His Holiness, Pope Urban XVI, held up three fingers. The chapel became silent.
“This is, of course, only background,” continued Councillor Albedo. “What we wish to share with you today is the urgent reason for shared action.
“Three centuries ago, extreme factions of the Core—a society of autonomous intelligences ravaged and torn by eight centuries of violent debate and conflict—tried a new tack. They devised the cybrid creature known as John Keats—a human personality imbedded in an AI persona carried in a human body connected to the Core via Planck-space interface. The Keats persona had many purposes—as a sort of trap for what the UIs considered the ’empathy’ element of an emerging human species UI, as a prime mover to set the events in motion which eventually led to the last Hyperion pilgrimage and the opening of the Time Tombs there, to flush the Shrike out of hiding, and as a catalyst to the Fall of the Farcasters. To serve this final purpose, elements of the Core—elements to which I owe my creation and allegiance—leaked the information
to CEO Meina Gladstone and others in the Hegemony that other Core elements were using the Farcasters to prey upon human neurons like some sort of neural vampires.
“Those elements of the Core, under the guise of an Ouster attack, launched a final, physical assault on the WorldWeb. Despairing of destroying the scattered human race in one stroke, these elements hoped to destroy the advanced WorldWeb society. By attacking the Core directly via destroying the farcaster medium, Gladstone and the other Hegemony leaders ended the neural-net experiments and caused a great setback to the so-called Volatiles and Ultimates in the Core civil war.
“Our elements of the Core—elements devoted to preserving not only the human race but some sort of alliance with your species—destroyed one iteration of the John Keats cybrid, but a second was created and succeeded in its primary mission.
“And that mission was—to reproduce with a specific human female and create a ‘messiah’ with connections to both the Core and humanity.
“That ‘messiah’ lives now in the form of the child named Aenea.
“Bom on Hyperion more than three centuries ago, that child fled through the Time Tombs to our age. She did so not put of fear—we would not have harmed her—but because her mission is to destroy the Church, destroy the Pax civilization, and to end the human race as you have known it.
“We believe that she is not aware of her true purpose or function.
“Three centuries ago, remnants of my element of the Core—a group you might think of as the Humanists—made contact with human survivors of the Fall of the Farcasters and the chaos which followed this fall.” Albedo nodded in the direction of His Holiness. The Pope lowered his head in acknowledgment.

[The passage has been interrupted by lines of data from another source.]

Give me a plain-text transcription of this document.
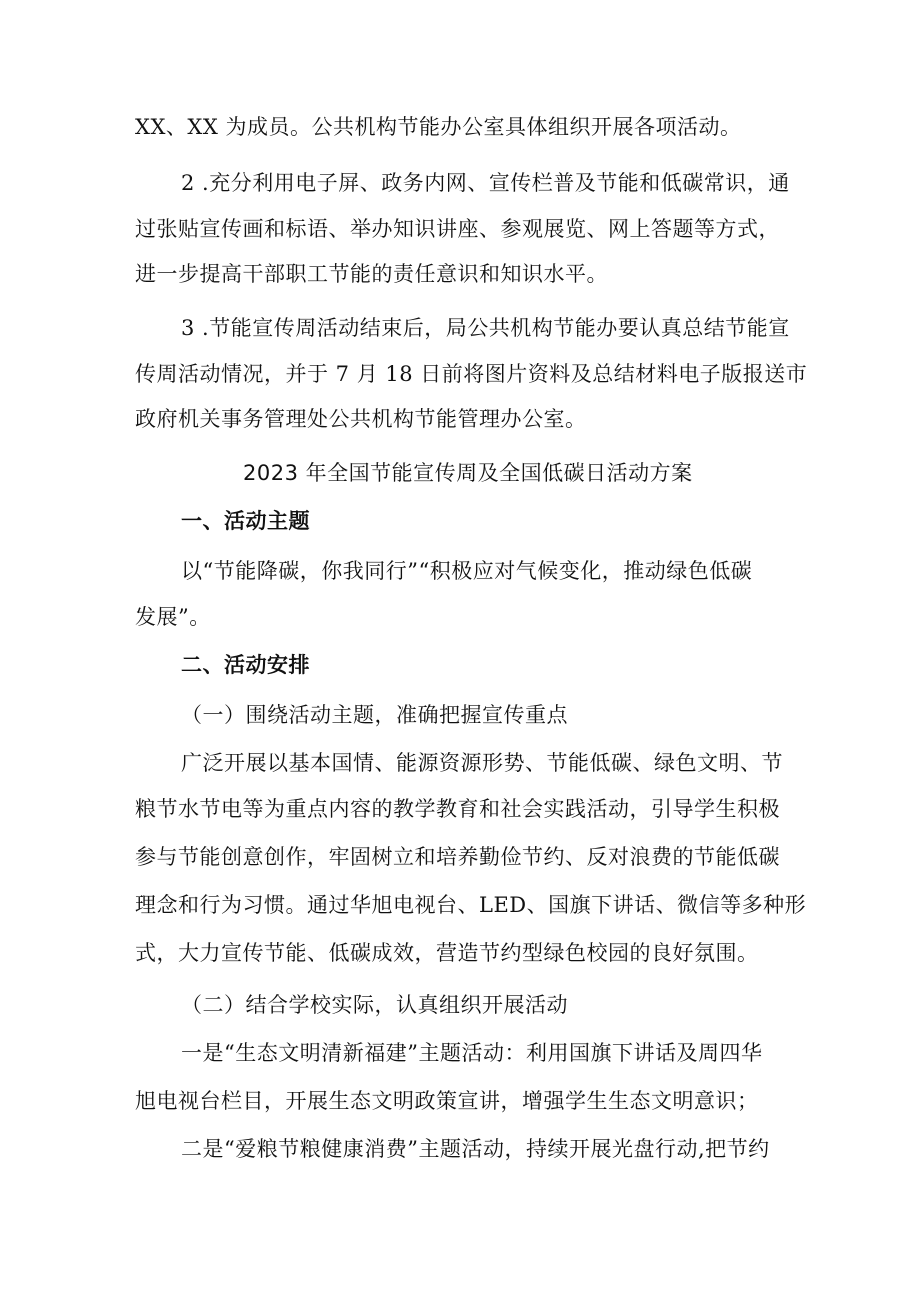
XX、XX 为成员。公共机构节能办公室具体组织开展各项活动。
2 .充分利用电子屏、政务内网、宣传栏普及节能和低碳常识，通
过张贴宣传画和标语、举办知识讲座、参观展览、网上答题等方式，
进一步提高干部职工节能的责任意识和知识水平。
3 .节能宣传周活动结束后，局公共机构节能办要认真总结节能宣
传周活动情况，并于 7 月 18 日前将图片资料及总结材料电子版报送市
政府机关事务管理处公共机构节能管理办公室。
2023 年全国节能宣传周及全国低碳日活动方案
一、活动主题
以“节能降碳，你我同行”“积极应对气候变化，推动绿色低碳
发展”。
二、活动安排
（一）围绕活动主题，准确把握宣传重点
广泛开展以基本国情、能源资源形势、节能低碳、绿色文明、节
粮节水节电等为重点内容的教学教育和社会实践活动，引导学生积极
参与节能创意创作，牢固树立和培养勤俭节约、反对浪费的节能低碳
理念和行为习惯。通过华旭电视台、LED、国旗下讲话、微信等多种形
式，大力宣传节能、低碳成效，营造节约型绿色校园的良好氛围。
（二）结合学校实际，认真组织开展活动
一是“生态文明清新福建”主题活动：利用国旗下讲话及周四华
旭电视台栏目，开展生态文明政策宣讲，增强学生生态文明意识；
二是“爱粮节粮健康消费”主题活动，持续开展光盘行动,把节约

“Father Lenar Hoyt was a survivor of the last Shrike Pilgrimage,” continued Councillor Albedo, pacing back and forth in front of the altar once again. Candle flames flickered slightly at his passing. “He had seen firsthand the manipulations of the Ultimate Intelligence Core elements and the depredations of their monster sent back through time, the Shrike. When we first made contact—the Humanists and Father Hoyt and a few other members of a dying Church—we resolved to protect the human race from further assaults while restoring civilization. The cruciform was our instrument of salvation—literally.